Harry Stecopoulos
Professor Stecopoulos teaches courses on modern U.S. literature, African American literature, transnational American Studies, the energy humanities, and creative writing.
His publications include Telling America’s Story to the World: Literature, Internationalism, Cultural Diplomacy (Oxford, 2022), Reconstructing the World: Southern Fictions and US Imperialisms, 1898-1976 (Cornell, 2008), and the edited collection A History of the Literature of the U.S. South (Cambridge, 2021). He is currently working on two book projects: “A Keen Sense of Power: Richard Wright, Energy, and the Violence of Extraction” and “Entangled Words: Diplomacy and the Making of American Literature.”
Trained as an African Americanist at the University of Virginia, Professor Stecopoulos has published articles and book chapters on Ralph Ellison, Stuart Hall, Langston Hughes, James Weldon Johnson, Alice Walker, and Richard Wright. He also has offered courses on the Black Atlantic, James Baldwin and Toni Morrison, and the U.S. novel of empire.
Professor Stecopoulos’ interest in literatures of color extends to his editorial service.

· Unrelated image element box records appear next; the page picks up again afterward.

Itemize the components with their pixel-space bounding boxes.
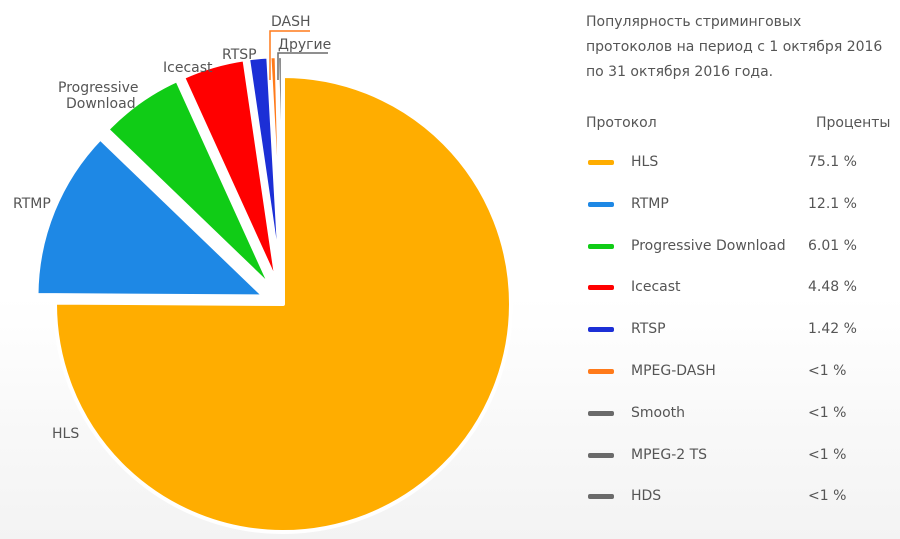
legend-swatch <box>588 243 614 249</box>
legend-value: 75.1 % <box>808 154 857 170</box>
legend-swatch <box>588 327 614 333</box>
legend-header-percent: Проценты <box>816 115 891 131</box>
legend-header-protocol: Протокол <box>586 115 657 131</box>
legend-value: <1 % <box>808 488 847 505</box>
legend-row: MPEG-2 TS <1 % <box>588 444 888 464</box>
legend-value: 6.01 % <box>808 237 857 254</box>
legend-label: HLS <box>631 154 659 170</box>
legend-label: RTSP <box>631 321 666 338</box>
slice-label-0: HLS <box>52 426 79 442</box>
legend-swatch <box>588 452 614 458</box>
legend-swatch <box>588 160 614 165</box>
legend-row: RTSP 1.42 % <box>588 318 888 338</box>
slice-label-4: RTSP <box>222 47 257 63</box>
legend-swatch <box>588 369 614 374</box>
leader-other <box>277 52 328 80</box>
legend-value: <1 % <box>808 363 847 379</box>
legend-label: Smooth <box>631 404 686 421</box>
slice-label-6: Другие <box>278 37 331 53</box>
chart-title: Популярность стриминговых протоколов на … <box>586 14 883 80</box>
legend-label: Progressive Download <box>631 237 786 254</box>
legend-row: RTMP 12.1 % <box>588 193 888 213</box>
legend-label: MPEG-2 TS <box>631 446 708 463</box>
pie-slice-3 <box>181 57 280 287</box>
pie-slice-0 <box>53 74 513 534</box>
legend-swatch <box>588 201 614 207</box>
slice-label-2: Progressive Download <box>58 80 139 112</box>
legend-swatch <box>588 285 614 291</box>
leader-dash <box>269 30 310 80</box>
legend-row: HLS 75.1 % <box>588 151 888 171</box>
legend-row: HDS <1 % <box>588 485 888 505</box>
pie-slice-1 <box>34 136 267 299</box>
legend-value: <1 % <box>808 404 847 421</box>
legend-swatch <box>588 410 614 416</box>
legend-row: Icecast 4.48 % <box>588 276 888 296</box>
legend-value: 4.48 % <box>808 279 857 296</box>
slice-label-3: Icecast <box>163 60 213 76</box>
legend-label: HDS <box>631 488 662 505</box>
legend-value: <1 % <box>808 446 847 463</box>
legend-value: 12.1 % <box>808 195 857 212</box>
legend-label: Icecast <box>631 279 681 296</box>
slice-label-5: DASH <box>271 14 311 30</box>
pie-slice-6 <box>275 54 285 287</box>
legend-row: Progressive Download 6.01 % <box>588 235 888 255</box>
pie-chart: HLS RTMP Progressive Download Icecast RTSP DAS… <box>13 14 513 534</box>
legend-row: MPEG-DASH <1 % <box>588 360 888 380</box>
pie-slice-2 <box>105 78 274 290</box>
slice-label-1: RTMP <box>13 196 51 212</box>
legend-label: RTMP <box>631 195 669 212</box>
legend-swatch <box>588 494 614 500</box>
legend-value: 1.42 % <box>808 321 857 338</box>
legend-label: MPEG-DASH <box>631 363 716 379</box>
legend-row: Smooth <1 % <box>588 402 888 422</box>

During his tenure as editor of The Iowa Review (2013-2019), the magazine regularly featured work by C.S. Giscombe, Charles Johnson, Douglas Kearney, Major Jackson, Nathaniel Mackey, Reginald McKnight, Shane McCrae, Kiki Petrosino, Justin Philip Reed, Maurice Carlos Ruffin, Safiya Sinclair, Wendy Walters, Marcus Wicker, and other eminent Black authors.